Amazon has received an impressive blow in the European arena after Italian courts imposed a huge antitrust fine against the giant, amounting to 1.1 billion euros, last Thursday, for misusing its dominance in the market.

European Union lawmakers have made a real breakthrough in how to target big tech companies, including Google and Apple, as part of Brussels' moves to curb antitrust practices, the Financial newspaper reported. The Financial Times finally.

The Italian punishment comes after a series of strikes suffered by American technology giants in Europe in the past few months, and in general, the European Union countries accuse American technology giants such as Google, Apple, Facebook, Amazon and Microsoft of 5 major charges. They are: not paying enough taxes, stifling competition, misuse of personal data, theft of media content, and threatening democracy with spreading false news, France24 recently reported.

stifle competition

American digital giants - collectively called GAFAM - are regularly criticized for dominating the market by driving out competitors and nipping them in the bud.

The European Union imposed fines totaling 8.25 billion euros on Google for abusing its dominant market position across many of its products.

Last month, the General Court of the European Union in Luxembourg fined Google €2.4 billion imposed in 2017 for abusing its power over its online shopping competitors.

The European Union also fined Microsoft 561 million euros in 2013 for imposing the Internet Explorer search engine on Windows 7 users.

Amazon, Apple and Facebook are targets of EU investigations into possible violations of competition rules.

The European Union has also revealed plans to impose hefty fines of up to 10% of sales on technology companies that violate competition rules, which could lead to their undoing.

The European Union, through the General Data Protection Regulation for 2018, led a crackdown on technology companies, and the regulation has since become an international reference (Al-Jazeera)
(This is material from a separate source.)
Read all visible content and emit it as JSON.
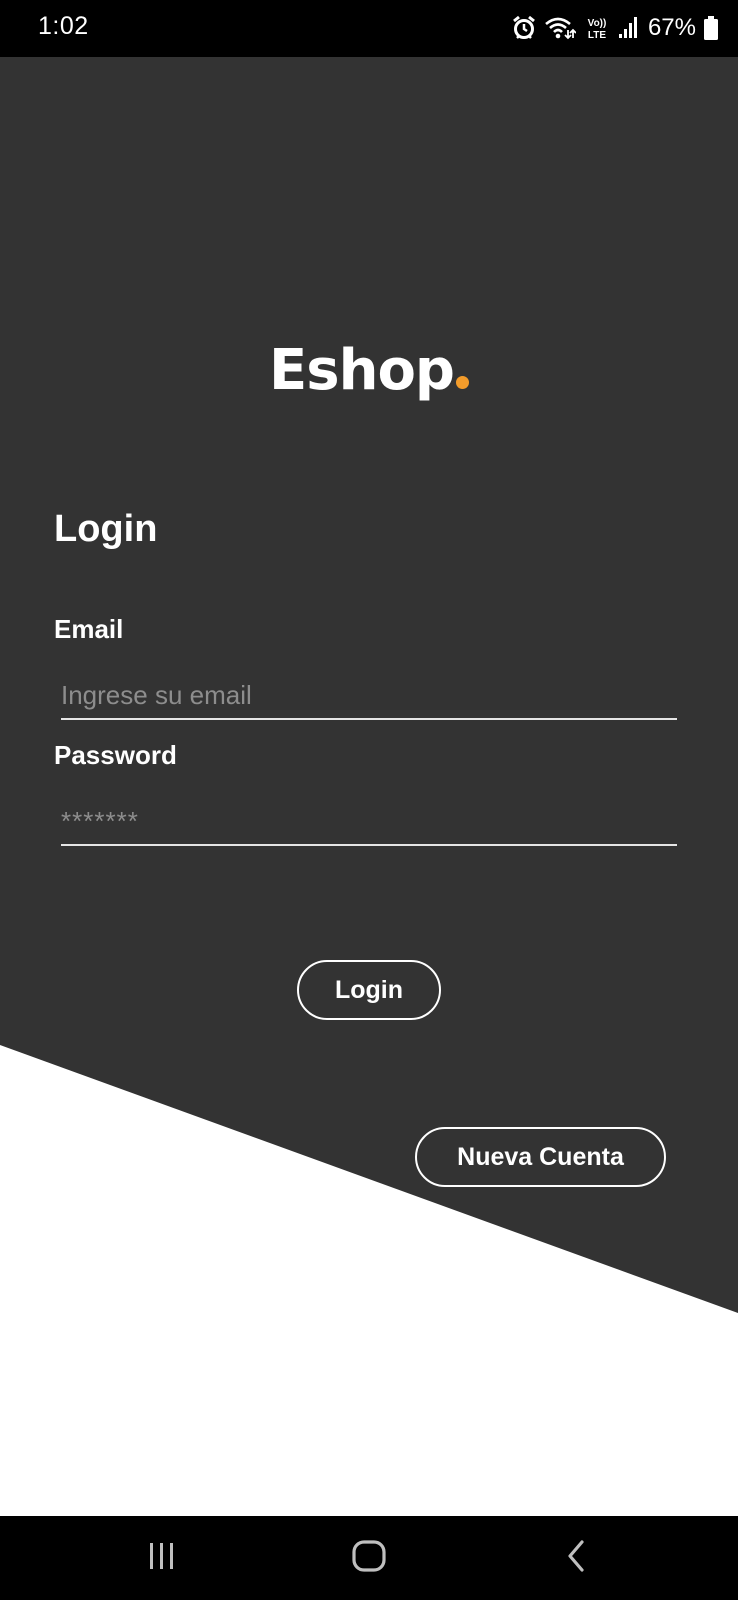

Germany, France, Italy and Spain won a major victory last June when the Group of Seven (G7) countries agreed to a minimum global corporate tax rate of at least 15%, primarily targeting tech giants that were paying little or no tax on Launching complex tax evasion schemes.

In one of the most notorious cases, the European Commission found in 2016 that Ireland granted "unlawful tax benefits to Apple", ordering the company to pay €13 billion in benefits to Irish taxpayers.

After an EU court later ruled in Apple's favour, the commission went to the European Court of Justice to appeal.

The following year, Amazon was asked to pay €250 million to Luxembourg for similar alleged violations there, and although that was overturned by the EU General Court in May this year, the European Court of Justice will hear the appeal.

Personal data

Tech giants are regularly criticized for how they collect and use personal data.

The European Union led the charge to rein them in with the 2018 General Data Protection Regulation, which has since become an international reference.

According to this regulation, technology companies must seek consent when they collect personal information, and they may not use data collected from multiple sources for user profiles involuntarily.

Luxembourg authorities fined Amazon 746 million euros last July for violating European Union data protection rules.

After Twitter was fined nearly €500,000, the Irish regulator opened an investigation against Facebook in April after the personal data of 530 million users was hacked.

France also fined Google and Amazon a total of 135 million euros for violating the rules on computer cookies.

Social networks accused of failing to rein in misinformation and hate speech (Shutterstock)

Fake news and hate speech

Social networks are often accused of failing to rein in misinformation and hate speech.

The European Parliament and member states have agreed to compel these platforms to remove content that incites violence and hatred between people and peoples, and do so within one hour.

EU rules now also ban the use of algorithms to spread false information and hate speech, which some major platforms are suspected of doing in order to increase ad revenue.

Pay for content

GAFAM is accused by the media of making money from journalistic content without sharing the revenue.

To address this, European Union law in 2019 created a form of copyright called “neighboring rights,” which would allow news platforms and websites to claim compensation for the use of their content.

After initial resistance, Google signed payments for content agreements with several French newspapers last year, a world first.

However, this did not prevent the company from being fined half a billion euros by the French competition authority in July for failing to negotiate "in good faith" with news organizations, and the company has appealed this ruling.

And the battle is still going on, most intensely in the European arenas, against the invasiveness of technology companies, and their attempt to earn huge amounts of money without paying almost anything in return.